The US dollar is trading with relative stability this Wednesday, consolidating within a tight range as markets carefully analyze a series of recent economic data that suggest mixed signals about the strength of the world’s largest economy.
The latest durable goods orders report for February surprised to the upside, showing an increase of 0.9%, compared to expectations of a 1% decline.
Although lower than the robust 3.3% growth recorded in January, this data still reflects some resilience in key sectors such as transportation, machinery, and electrical equipment, which could partially ease concerns over an imminent economic slowdown.
However, the optimism sparked by this figure is counterbalanced by a 1.5% drop in non-defense capital goods orders.
This indicator, crucial for measuring business confidence and future investment, posted its first contraction in four months, declining 0.3% excluding aircraft.
This setback appears to reveal growing caution among US companies, likely driven by uncertainty surrounding trade and tariff policies implemented by the Trump administration.
Meanwhile, US consumer confidence showed concerning signs in March. The overall index plummeted to 92.9, reaching its lowest level since 2022. Particularly alarming was the decline in the expectations index, which fell to 65.2, hitting a 12-year low. This drop reflects growing pessimism among American households regarding the economic outlook, worsened by negative perceptions of trade policies and their potential impact on inflation and employment.
Inflation, and its anticipated evolution in the coming months, has become a key factor influencing market sentiment toward the dollar. Markets are especially focused on the release of the PCE index, the Federal Reserve’s preferred measure of inflationary pressures. Should this figure show a significant increase, the Fed may be prompted to maintain a cautious and restrictive stance, thereby supporting the dollar. Conversely, a more moderate reading could lead the central bank to consider less aggressive adjustments, putting downward pressure on the US currency.

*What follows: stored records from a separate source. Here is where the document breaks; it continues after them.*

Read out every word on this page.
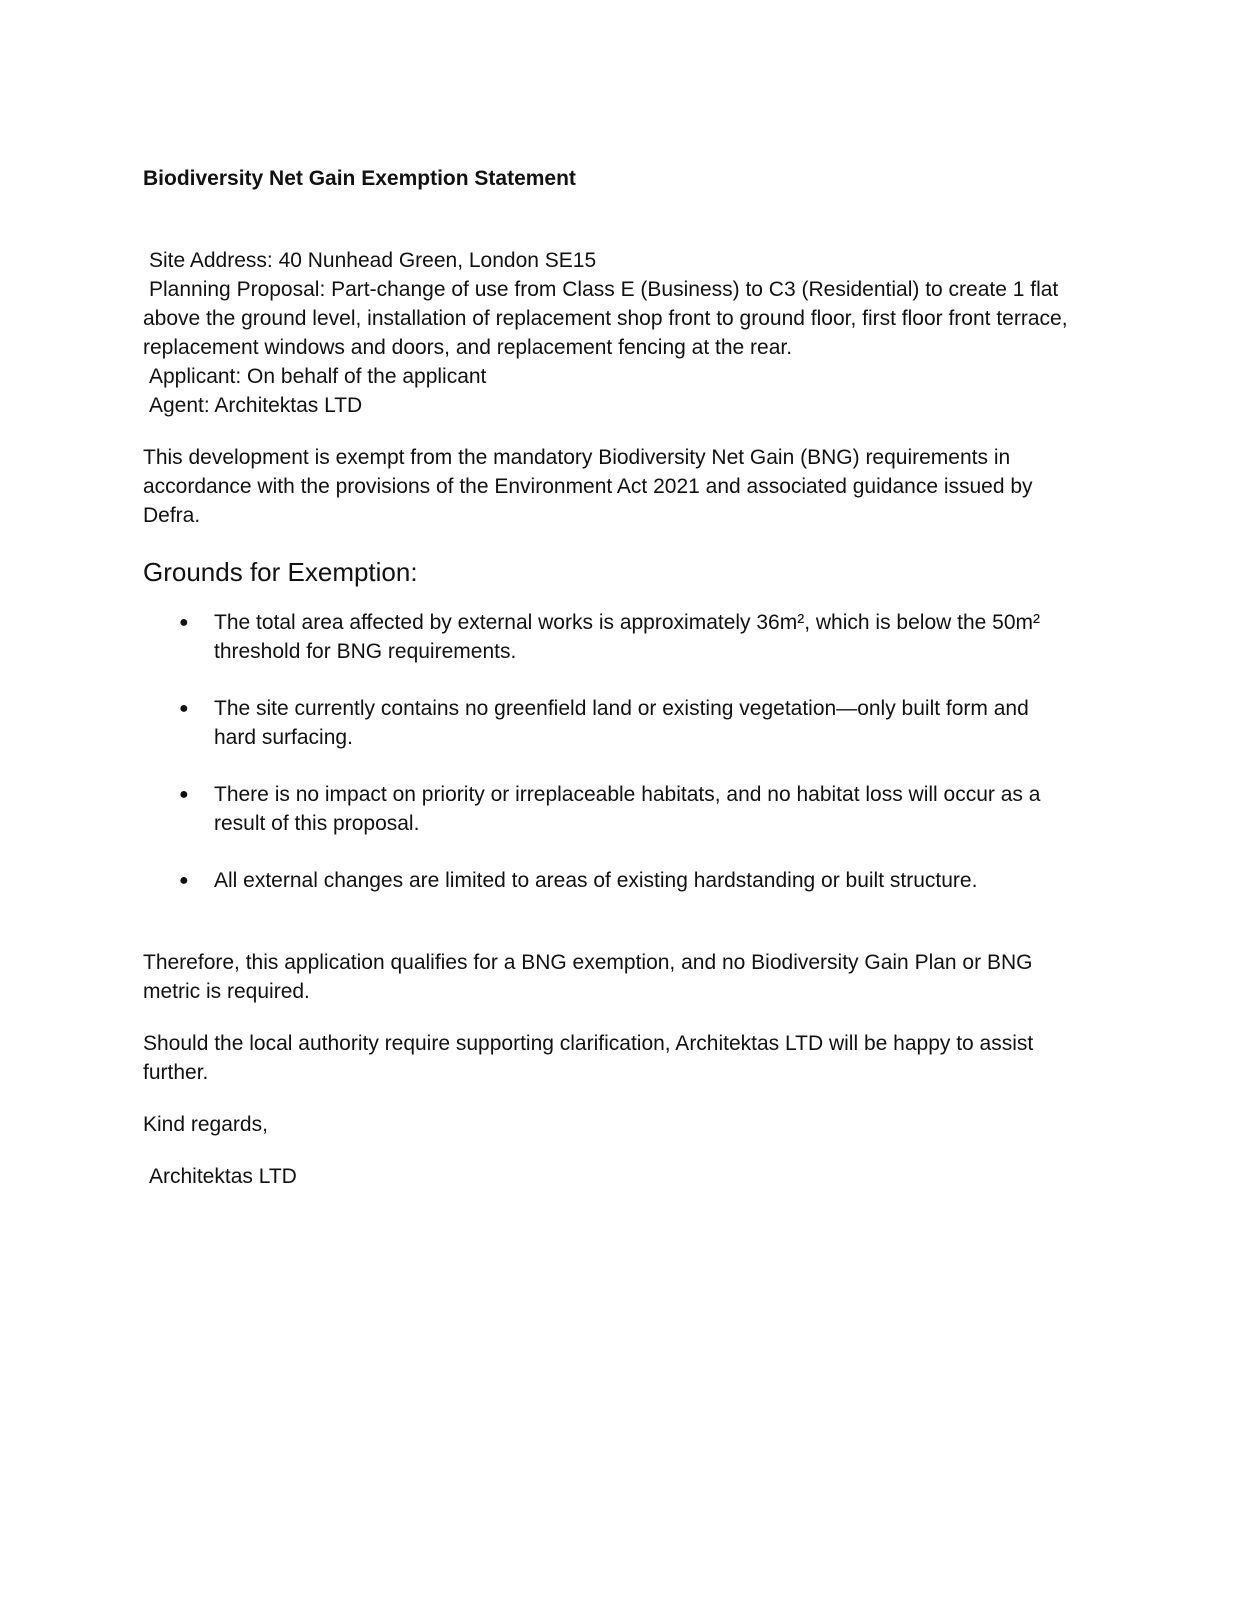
Biodiversity Net Gain Exemption Statement
Site Address: 40 Nunhead Green, London SE15
Planning Proposal: Part-change of use from Class E (Business) to C3 (Residential) to create 1 flat above the ground level, installation of replacement shop front to ground floor, first floor front terrace, replacement windows and doors, and replacement fencing at the rear.
Applicant: On behalf of the applicant
Agent: Architektas LTD

This development is exempt from the mandatory Biodiversity Net Gain (BNG) requirements in accordance with the provisions of the Environment Act 2021 and associated guidance issued by Defra.

Grounds for Exemption:
● The total area affected by external works is approximately 36m², which is below the 50m² threshold for BNG requirements.
● The site currently contains no greenfield land or existing vegetation—only built form and hard surfacing.
● There is no impact on priority or irreplaceable habitats, and no habitat loss will occur as a result of this proposal.
● All external changes are limited to areas of existing hardstanding or built structure.

Therefore, this application qualifies for a BNG exemption, and no Biodiversity Gain Plan or BNG metric is required.

Should the local authority require supporting clarification, Architektas LTD will be happy to assist further.

Kind regards,

Architektas LTD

In conclusion, as markets continue to digest these contradictory signals, the dollar appears likely to remain within a tight range in the short term. Uncertainty over trade policy, combined with mixed signs of economic strength, create a challenging operational environment. As such, caution prevails among investors and businesses, and the market remains on alert, aware that in the current climate, more than ever, clarity on economic and trade policy will be crucial to shaping the near-term future of the US dollar.